The ancient policy of Europe, instead of discountenancing this popular odium against a trade so beneficial to the public, seems, on the contrary, to have authorised and encouraged it.

By the 5th and 6th of Edward VI. cap. 14, it was enacted, that whoever should buy any corn or grain, with intent to sell it again, should be reputed an unlawful engrosser, and should, for the first fault, suffer two months imprisonment, and forfeit the value of the corn; for the second, suffer six months imprisonment, and forfeit double the value; and, for the third, be set in the pillory, suffer imprisonment during the king's pleasure, and forfeit all his goods and chattels. The ancient policy of most other parts of Europe was no better than that of England.

Our ancestors seem to have imagined, that the people would buy their corn cheaper of the farmer than of the corn merchant, who, they were afraid, would require, over and above, the price which he paid to the farmer, an exorbitant profit to himself. They endeavoured, therefore, to annihilate his trade altogether. They even endeavoured to hinder, as much as possible, any middle man of any kind from coming in between the grower and the consumer; and this was the meaning of the many restraints which they imposed upon the trade of those whom they called kidders, or carriers of corn; a trade which nobody was allowed to exercise without a licence, ascertaining his qualifications as a man of probity and fair dealing. The authority of three justices of the peace was, by the statute of Edward VI. necessary in order to grant this licence. But even this restraint was afterwards thought insufficient, and, by a statute of Elizabeth, the privilege of granting it was confined to the quarter-sessions.

The ancient policy of Europe endeavoured, in this manner, to regulate agriculture, the great trade of the country, by maxims quite different from those which it established with regard to manufactures, the great trade of the towns. By leaving a farmer no other customers but either the consumers or their immediate factors, the kidders and carriers of corn, it endeavoured to force him to exercise the trade, not only of a farmer, but of a corn merchant, or corn retailer. On the contrary, it, in many cases, prohibited the manufacturer from exercising the trade of a shopkeeper, or from selling his own goods by retail. It meant, by the one law, to promote the general interest of the country, or to render corn cheap, without, perhaps, its being well understood how this was to be done. By the other, it meant to promote that of a particular order of men, the shopkeepers, who would be so much undersold by the manufacturer, it was supposed, that their trade would be ruined, if he was allowed to retail at all.

The manufacturer, however, though he had been allowed to keep a shop, and to sell his own goods by retail, could not have undersold the common shopkeeper.
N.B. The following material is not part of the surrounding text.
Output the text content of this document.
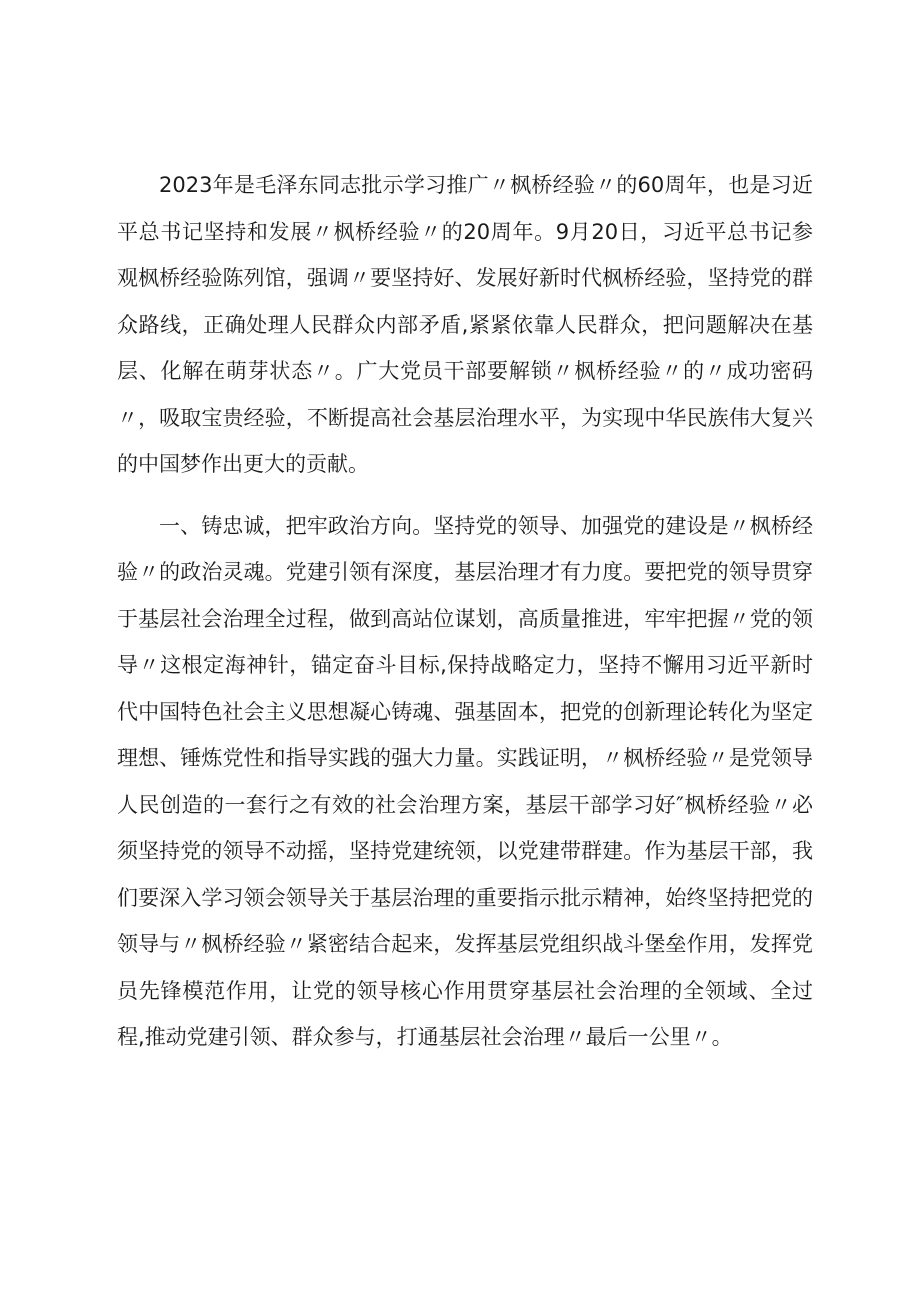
2023年是毛泽东同志批示学习推广〃枫桥经验〃的60周年，也是习近平总书记坚持和发展〃枫桥经验〃的20周年。9月20日，习近平总书记参观枫桥经验陈列馆，强调〃要坚持好、发展好新时代枫桥经验，坚持党的群众路线，正确处理人民群众内部矛盾,紧紧依靠人民群众，把问题解决在基层、化解在萌芽状态〃。广大党员干部要解锁〃枫桥经验〃的〃成功密码〃，吸取宝贵经验，不断提高社会基层治理水平，为实现中华民族伟大复兴的中国梦作出更大的贡献。

一、铸忠诚，把牢政治方向。坚持党的领导、加强党的建设是〃枫桥经验〃的政治灵魂。党建引领有深度，基层治理才有力度。要把党的领导贯穿于基层社会治理全过程，做到高站位谋划，高质量推进，牢牢把握〃党的领导〃这根定海神针，锚定奋斗目标,保持战略定力，坚持不懈用习近平新时代中国特色社会主义思想凝心铸魂、强基固本，把党的创新理论转化为坚定理想、锤炼党性和指导实践的强大力量。实践证明，〃枫桥经验〃是党领导人民创造的一套行之有效的社会治理方案，基层干部学习好″枫桥经验〃必须坚持党的领导不动摇，坚持党建统领，以党建带群建。作为基层干部，我们要深入学习领会领导关于基层治理的重要指示批示精神，始终坚持把党的领导与〃枫桥经验〃紧密结合起来，发挥基层党组织战斗堡垒作用，发挥党员先锋模范作用，让党的领导核心作用贯穿基层社会治理的全领域、全过程,推动党建引领、群众参与，打通基层社会治理〃最后一公里〃。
Whatever part of his capital he might have placed in his shop, he must have withdrawn it from his manufacture. In order to carry on his business on a level with that of other people, as he must have had the profit of a manufacturer on the one part, so he must have had that of a shopkeeper upon the other. Let us suppose, for example, that in the particular town where he lived, ten per cent. was the ordinary profit both of manufacturing and shopkeeping stock; he must in this case have charged upon every piece of his own goods, which he sold in his shop, a profit of twenty per cent. When he carried them from his workhouse to his shop, he must have valued them at the price for which he could have sold them to a dealer or shopkeeper, who would have bought them by wholesale. If he valued them lower, he lost a part of the profit of his manufacturing capital. When, again, he sold them from his shop, unless he got the same price at which a shopkeeper would have sold them, he lost a part of the profit of his shopkeeping capital. Though he might appear, therefore, to make a double profit upon the same piece of goods, yet, as these goods made successively a part of two distinct capitals, he made but a single profit upon the whole capital employed about them; and if he made less than his profit, he was a loser, and did not employ his whole capital with the same advantage as the greater of part of his neighbours.

What the manufacturer was prohibited to do, the farmer was in some measure enjoined to do; to divide his capital between two different employments; to keep one part of it in his granaries and stack-yard, for supplying the occasional demands of the market, and to employ the other in the cultivation of his land. But as he could not afford to employ the latter for less than the ordinary profits of farming stock, so he could as little afford to employ the former for less than the ordinary profits of mercantile stock. Whether the stock which really carried on the business of a corn merchant belonged to the person who was called a farmer, or to the person who was called a corn merchant, an equal profit was in both cases requisite, in order to indemnify its owner for employing it in this manner, in order to put his business on a level with other trades, and in order to hinder him from having an interest to change it as soon as possible for some other. The farmer, therefore, who was thus forced to exercise the trade of a corn merchant, could not afford to sell his corn cheaper than any other corn merchant would have been obliged to do in the case a free competition.

The dealer who can employ his whole stock in one single branch of business, has an advantage of the same kind with the workman who can employ his whole labour in one single operation. As the latter acquires a dexterity which enables him, with the same two hands, to perform a much greater quantity of work, so the former acquires so easy and ready a method of transacting his business, of buying and disposing of his goods, that, with the same capital he can transact a much greater quantity of business. As the one can commonly afford his work a good deal cheaper, so the other can commonly afford his goods somewhat cheaper, than if his stock and attention were both employed about a greater variety of objects. The greater part of manufacturers could not afford to retail their own goods so cheap as a vigilant and active shopkeeper, whose sole business it was to buy them by wholesale and to retail them again. The greater part of farmers could still less afford to retail their own corn, to supply the inhabitants of a town, at perhaps four or five miles distance from the greater part of them, so cheap as a vigilant and active corn merchant, whose sole business it was to purchase corn by wholesale, to collect it into a great magazine, and to retail it again.

The law which prohibited the manufacturer from exercising the trade of a shopkeeper, endeavoured to force this division in the employment of stock to go on faster than it might otherwise have done. The law which obliged the farmer to exercise the trade of a corn merchant, endeavoured to hinder it from going on so fast. Both laws were evident violations of natural liberty, and therefore unjust; and they were both, too, as impolitic as they were unjust. It is the interest of every society, that things of this kind should never either be forced or obstructed. The man who employs either his labour or his stock in a greater variety of ways than his situation renders necessary, can never hurt his neighbour by underselling him. He may hurt himself, and he generally does so. Jack-of-all-trades will never be rich, says the proverb. But the law ought always to trust people with the care of their own interest, as in their local situations they must generally be able to judge better of it than the legislature can do. The law, however, which obliged the farmer to exercise the trade of a corn merchant was by far the most pernicious of the two.